More than 900,000 Colorado workers soon will have access to a retirement savings plan through their workplace. Senate Bill 200 recently cleared the Colorado Legislature. Kelli Fritts, associate state director of advocacy for AARP Colorado, said the measure will help the state avoid what she called a retirement crisis.
In 2012, nearly 1 in 4 older Coloradans relied on Social Security for 90% of their income. The average benefit is $17,000 a year, but Fritts said older Coloradans spend $23,000 on food, utilities and health care alone.
"At this rate, 1 out of every 2 middle-class retirees will be unable to afford their basic needs in retirement," Fritts said. "This will cost taxpayers down the line if we don't take action."
Critics of previous retirement bills argued plans already were available in the marketplace. Fritts said this year's legislation came after a board appointed by the governor - which included small-business owners, investment planners and long-time advocates such as AARP - unanimously supported a private-public partnership modeled on successful efforts in Oregon.
The Colorado Secure Savings Program will be professionally managed, and Fritts said it won't put taxpayers at risk or come with any ongoing costs for employers. The program also will be voluntary for workers and portable - people can continue to save if they change jobs.

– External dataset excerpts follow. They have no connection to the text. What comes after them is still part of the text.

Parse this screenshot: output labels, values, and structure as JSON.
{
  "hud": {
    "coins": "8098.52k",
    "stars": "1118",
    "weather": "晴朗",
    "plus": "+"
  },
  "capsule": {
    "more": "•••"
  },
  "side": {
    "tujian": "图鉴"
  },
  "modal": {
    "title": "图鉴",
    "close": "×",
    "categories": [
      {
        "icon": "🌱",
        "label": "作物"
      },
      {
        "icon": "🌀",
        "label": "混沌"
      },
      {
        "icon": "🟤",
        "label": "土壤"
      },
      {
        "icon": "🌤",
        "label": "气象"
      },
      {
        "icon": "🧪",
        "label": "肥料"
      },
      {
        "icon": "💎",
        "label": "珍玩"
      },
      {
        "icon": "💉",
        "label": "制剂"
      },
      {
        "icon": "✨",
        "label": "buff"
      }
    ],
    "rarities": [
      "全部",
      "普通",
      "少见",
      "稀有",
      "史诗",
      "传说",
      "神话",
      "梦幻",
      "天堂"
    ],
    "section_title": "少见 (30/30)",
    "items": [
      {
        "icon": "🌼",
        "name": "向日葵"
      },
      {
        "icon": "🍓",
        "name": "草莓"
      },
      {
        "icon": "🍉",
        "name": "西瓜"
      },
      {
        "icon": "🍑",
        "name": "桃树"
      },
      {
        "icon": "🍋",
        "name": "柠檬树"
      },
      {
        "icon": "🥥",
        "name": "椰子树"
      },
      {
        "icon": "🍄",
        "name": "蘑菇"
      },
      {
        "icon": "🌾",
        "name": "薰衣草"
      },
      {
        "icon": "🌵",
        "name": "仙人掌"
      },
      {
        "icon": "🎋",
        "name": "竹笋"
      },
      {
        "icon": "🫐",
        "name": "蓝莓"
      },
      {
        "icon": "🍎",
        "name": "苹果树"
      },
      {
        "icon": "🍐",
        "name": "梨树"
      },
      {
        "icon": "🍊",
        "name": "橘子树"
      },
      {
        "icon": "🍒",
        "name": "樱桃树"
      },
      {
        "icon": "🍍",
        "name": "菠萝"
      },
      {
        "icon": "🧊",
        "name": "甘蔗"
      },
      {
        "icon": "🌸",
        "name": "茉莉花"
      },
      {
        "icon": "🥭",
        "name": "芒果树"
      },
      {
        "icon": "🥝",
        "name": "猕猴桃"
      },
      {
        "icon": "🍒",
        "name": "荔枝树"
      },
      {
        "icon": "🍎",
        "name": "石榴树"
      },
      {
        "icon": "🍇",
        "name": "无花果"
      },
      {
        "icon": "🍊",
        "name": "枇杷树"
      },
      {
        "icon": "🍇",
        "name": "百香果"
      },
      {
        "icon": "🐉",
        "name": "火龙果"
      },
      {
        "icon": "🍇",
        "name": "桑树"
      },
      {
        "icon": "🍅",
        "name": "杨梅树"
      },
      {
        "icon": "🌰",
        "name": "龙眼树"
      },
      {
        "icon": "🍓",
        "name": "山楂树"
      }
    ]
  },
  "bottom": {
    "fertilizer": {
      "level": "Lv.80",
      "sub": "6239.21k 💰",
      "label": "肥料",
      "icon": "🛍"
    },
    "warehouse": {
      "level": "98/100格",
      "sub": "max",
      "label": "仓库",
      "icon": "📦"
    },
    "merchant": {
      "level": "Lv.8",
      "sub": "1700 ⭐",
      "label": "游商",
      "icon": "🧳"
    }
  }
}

Fritts said workers are 15 times more likely to save for retirement when they have a workplace plan.
"Individuals may have access to open their own account, but only 5% of people will go out and open their own IRA, and that number has not changed in decades," she said.
Currently, women and people of color are much less likely to have access to workplace retirement plans, and households of color have disproportionately lower retirement savings than white households. Fritts said her group will continue to work with the administration to ensure the new program helps build a stronger, more secure retirement future for all Coloradans.